Tetlock: Let me offer you an example of one of the ways in which tournaments might create better hedgehogs. In a forecasting tournament, you don't have the luxury that you have in academia of saying, "That's not in my field." When Jeffrey Sachs was arguing for shock therapy and rapid privatization in the early post-Soviet economies of the early '90s, he had a lot of critics saying he's going too fast. Later on, he said, “Well, I was right about the economics of rapid privatization, but there needed to be a legal system.” He needed more institutions.

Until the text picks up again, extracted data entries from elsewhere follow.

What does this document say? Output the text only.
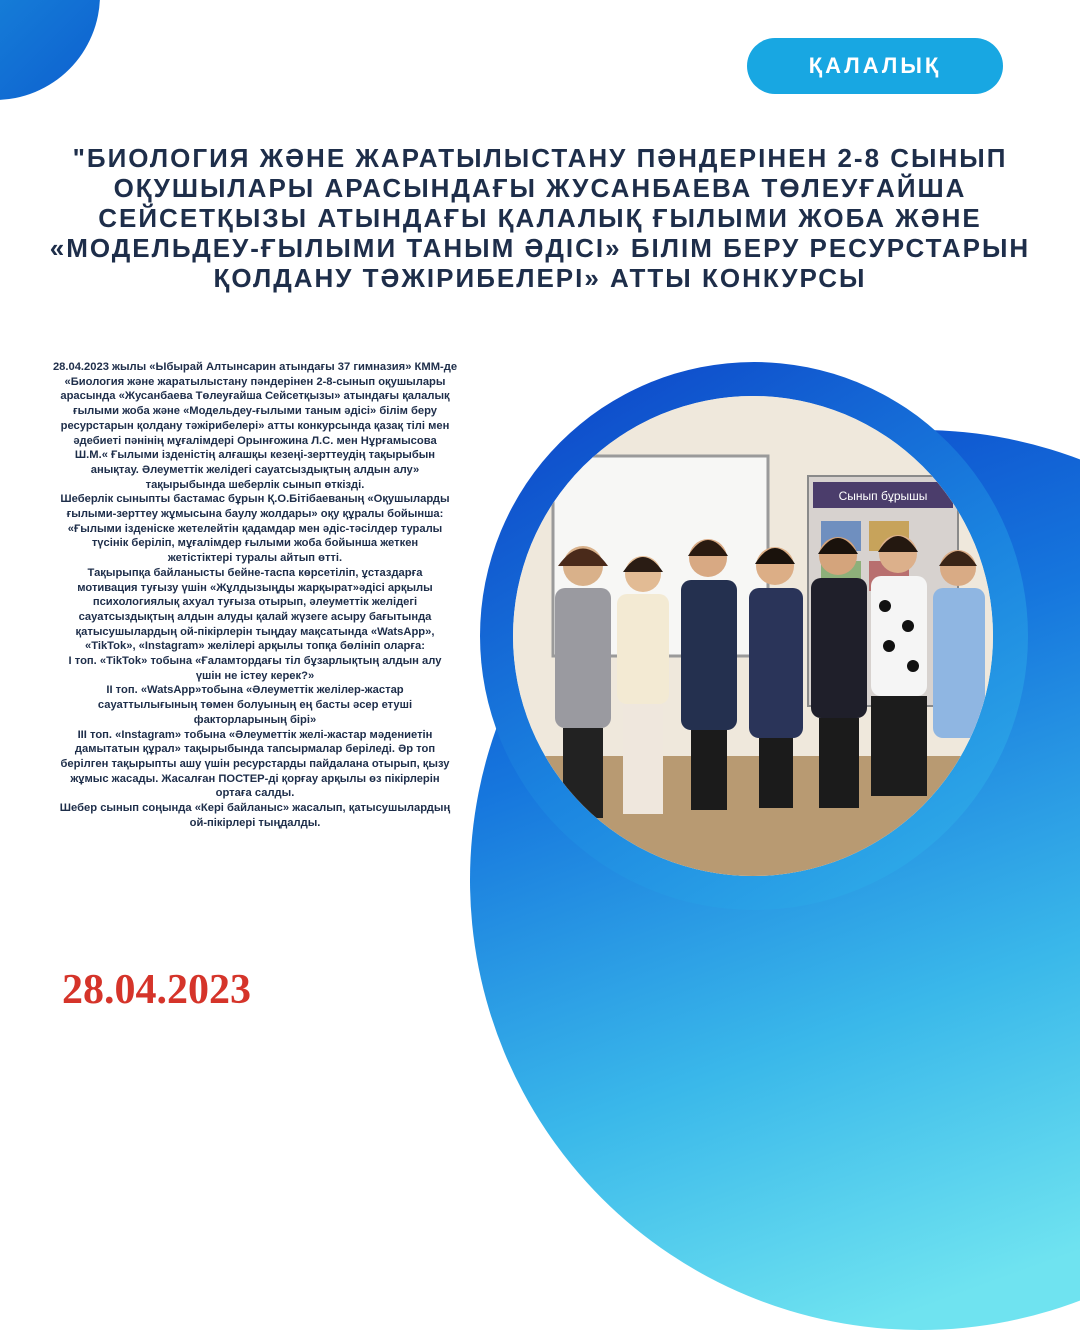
ҚАЛАЛЫҚ
"БИОЛОГИЯ ЖӘНЕ ЖАРАТЫЛЫСТАНУ ПӘНДЕРІНЕН 2-8 СЫНЫП
ОҚУШЫЛАРЫ АРАСЫНДАҒЫ ЖУСАНБАЕВА ТӨЛЕУҒАЙША
СЕЙСЕТҚЫЗЫ АТЫНДАҒЫ ҚАЛАЛЫҚ ҒЫЛЫМИ ЖОБА ЖӘНЕ
«МОДЕЛЬДЕУ-ҒЫЛЫМИ ТАНЫМ ӘДІСІ» БІЛІМ БЕРУ РЕСУРСТАРЫН
ҚОЛДАНУ ТӘЖІРИБЕЛЕРІ» АТТЫ КОНКУРСЫ

28.04.2023 жылы «Ыбырай Алтынсарин атындағы 37 гимназия» КММ-де
«Биология және жаратылыстану пәндерінен 2-8-сынып оқушылары
арасында «Жусанбаева Төлеуғайша Сейсетқызы» атындағы қалалық
ғылыми жоба және «Модельдеу-ғылыми таным әдісі» білім беру
ресурстарын қолдану тәжірибелері» атты конкурсында қазақ тілі мен
әдебиеті пәнінің мұғалімдері Орынғожина Л.С. мен Нұрғамысова
Ш.М.« Ғылыми ізденістің алғашқы кезеңі-зерттеудің тақырыбын
анықтау. Әлеуметтік желідегі сауатсыздықтың алдын алу»
тақырыбында шеберлік сынып өткізді.
Шеберлік сыныпты бастамас бұрын Қ.О.Бітібаеваның «Оқушыларды
ғылыми-зерттеу жұмысына баулу жолдары» оқу құралы бойынша:
«Ғылыми ізденіске жетелейтін қадамдар мен әдіс-тәсілдер туралы
түсінік беріліп, мұғалімдер ғылыми жоба бойынша жеткен
жетістіктері туралы айтып өтті.
Тақырыпқа байланысты бейне-таспа көрсетіліп, ұстаздарға
мотивация туғызу үшін «Жұлдызыңды жарқырат»әдісі арқылы
психологиялық ахуал туғыза отырып, әлеуметтік желідегі
сауатсыздықтың алдын алуды қалай жүзеге асыру бағытында
қатысушылардың ой-пікірлерін тыңдау мақсатында «WatsApp»,
«TikTok», «Instagram» желілері арқылы топқа бөлініп оларға:
I топ. «TikTok» тобына «Ғаламтордағы тіл бұзарлықтың алдын алу
үшін не істеу керек?»
II топ. «WatsApp»тобына «Әлеуметтік желілер-жастар
сауаттылығының төмен болуының ең басты әсер етуші
факторларының бірі»
III топ. «Instagram» тобына «Әлеуметтік желі-жастар мәдениетін
дамытатын құрал» тақырыбында тапсырмалар беріледі. Әр топ
берілген тақырыпты ашу үшін ресурстарды пайдалана отырып, қызу
жұмыс жасады. Жасалған ПОСТЕР-ді қорғау арқылы өз пікірлерін
ортаға салды.
Шебер сынып соңында «Кері байланыс» жасалып, қатысушылардың
ой-пікірлері тыңдалды.

Сынып бұрышы

28.04.2023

But it was said almost as an afterthought as a way of saying, “I'm trying to look at economics. My economic analysis was sound, but I missed these other factors that are in another field: the law, institutions, corruption, culture. I missed that.”
Or Paul Krugman recently being interviewed by Fareed Zakaria about the recommendation he made to the Greek population about they should vote no on the loan referendum. Zakaria was asking him whether he had made a mistake, and Krugman said, "Yes, I think I did make a mistake. I think I overestimated the competence of the Greek government," meaning he didn't think they would be so dumb as not to have a backup plan if the European leaders didn't move. He thought they were bad game theorists, he didn't think they would be that bad. He thought they would have a very specific well-developed plan B that could be put on the table. They didn't.
Kahneman: It's a very funny sort of excuse. I made a mistake but they made a bigger one.
Tetlock: Like Sachs, the subtext of that is, “I'm a great economist, my economic analysis is fundamentally right. Okay, I got a little bit of trivial political psychology wrong. This person has a lower IQ than I previously thought. Big deal, I'm still wise. I still have good judgment.” What forecasting tournaments say to the forecasters is that you don't have this luxury of disciplinary compartmentalization anymore. You're going to have to be more integrated in your thinking. And of course, academia encourages specialization.
Brand: That's great, that's nice. That's a better hedgehog, I agree.
Christian: To this point of how do we create better hedgehogs, one of my questions is basically, Do we want to make hedgehogs themselves better at integrating other sources of information, or in some sense, do we want people to have this deep disciplinary expertise, and then we have some sort of aggregation mechanism for integrating it?
Tetlock: Do it statistically rather than inside one head? Do it statistically rather than cognitively?
Christian: Correct, right, right.
Tetlock: Yes. That's an interesting, that was an active debate in the IARPA tournament, yes, and it still hasn't been resolved.
Wallach: You talk about a group of predictors being like an ecosystem that overlay different ways of reasoning. Is it possible that you want different mixes of cognitive styles to deal with different problems? In other words, if I am trying to figure out what's going to happen with a mechanistic system like, will a bridge fail under certain stress tests or something, wouldn't a mix of structural engineers outpredict a mix of political scientists or something? And if, in the context of complex political future events, the people who are driving reality on the ground are themselves representative of a certain mix, wouldn't you want the prediction market to also mirror that mix? Does that make sense?
Tetlock: Yes. Not all forms of diversity are useful. The word "diversity" is useful insofar as it brings in a multidimensionality that maps onto the multidimensionality of the problem space. Yes. And no, I don't think the political scientist would do as well on the bridge.
Levi: I know they wouldn't. 100 percent probability.